Another thing that struck me while looking at the list of websites, was the support for the three-strikes laws in California and how they’ve supposedly decreased crime by something like 30%. Ever since putting the three-strikes you’re out policy into effect 10 years ago, the crime rate has significantly decreased. But that doesn’t mean that the policy is right! To me it just seems unfair that you should be given at least 25 years if you commit a felony for the third time, after having served time for the other two. You should serve the sentence that is pegged to the crime you commit. Period. There shouldn’t be extensions because you’ve committed crimes in the past. That’s unjust. And of course this law is going to cut down on crime- if you’re sending drug dealers to a life sentence for 3 separate accounts then that would make sense. In one quote, Bill Jones, the Secretary of State of California said “Five years later, we now have evidence that fewer crimes are being committed, fewer inmates than expected are going to prison, and more career criminals on parole have left the state for more crime-tolerant locales.” Great. So you’re saying the crime rate is going down because people are moving to other places where there aren’t as strict of crimes? Sounds like a good plan.

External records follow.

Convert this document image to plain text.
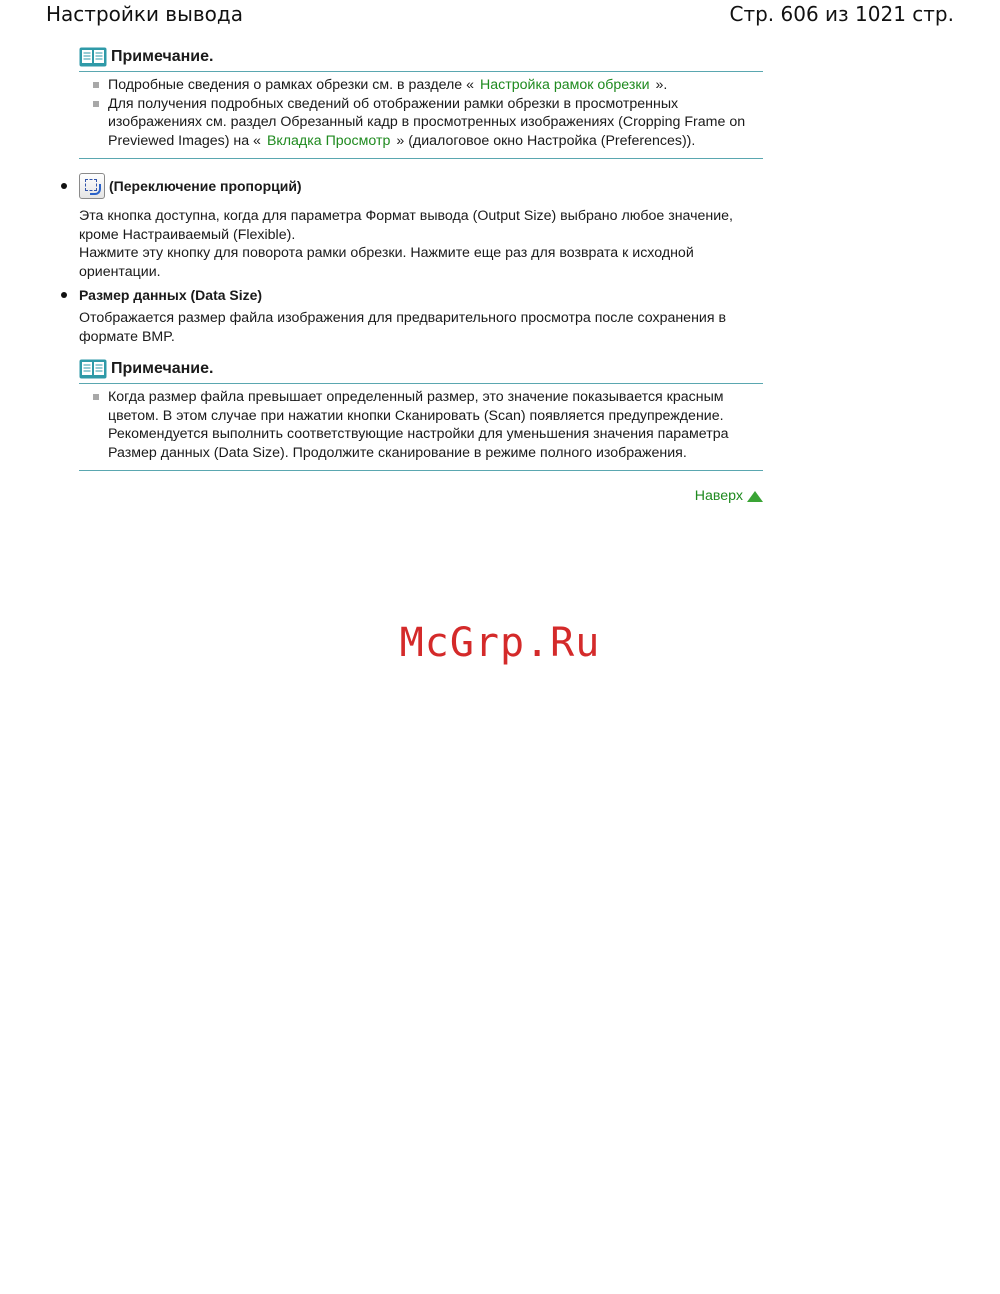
Настройки вывода	Стр. 606 из 1021 стр.
Примечание.
Подробные сведения о рамках обрезки см. в разделе « Настройка рамок обрезки ».
Для получения подробных сведений об отображении рамки обрезки в просмотренных изображениях см. раздел Обрезанный кадр в просмотренных изображениях (Cropping Frame on Previewed Images) на « Вкладка Просмотр » (диалоговое окно Настройка (Preferences)).
(Переключение пропорций)
Эта кнопка доступна, когда для параметра Формат вывода (Output Size) выбрано любое значение, кроме Настраиваемый (Flexible).
Нажмите эту кнопку для поворота рамки обрезки. Нажмите еще раз для возврата к исходной ориентации.
Размер данных (Data Size)
Отображается размер файла изображения для предварительного просмотра после сохранения в формате BMP.
Примечание.
Когда размер файла превышает определенный размер, это значение показывается красным цветом. В этом случае при нажатии кнопки Сканировать (Scan) появляется предупреждение. Рекомендуется выполнить соответствующие настройки для уменьшения значения параметра Размер данных (Data Size). Продолжите сканирование в режиме полного изображения.
Наверх
McGrp.Ru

I agree with the author of the rapereliefshelter.com article when she says that we need to ensure everyone’s safety, but that doesn’t mean that everyone dangerous needs to be confined. This author promotes more rehabilitative programs and structures to be created, where people such as nonviolent drug dealers could go for a certain period of time to get clean and learn other ways of making a living. “They should be given a chance to work with their problems in a supportive environment where true healing can occur. Healing and institutionalized punishment are antithetical; one cancels the other out.” She says “We need to respond not just to the behavior but to the underlying reasons… Prevention is the most obvious goal of transformative justice.” I agree with this very much, and I think that the lack of preventative programs, especially for kids, are a big reason why crime rates are as high as they are.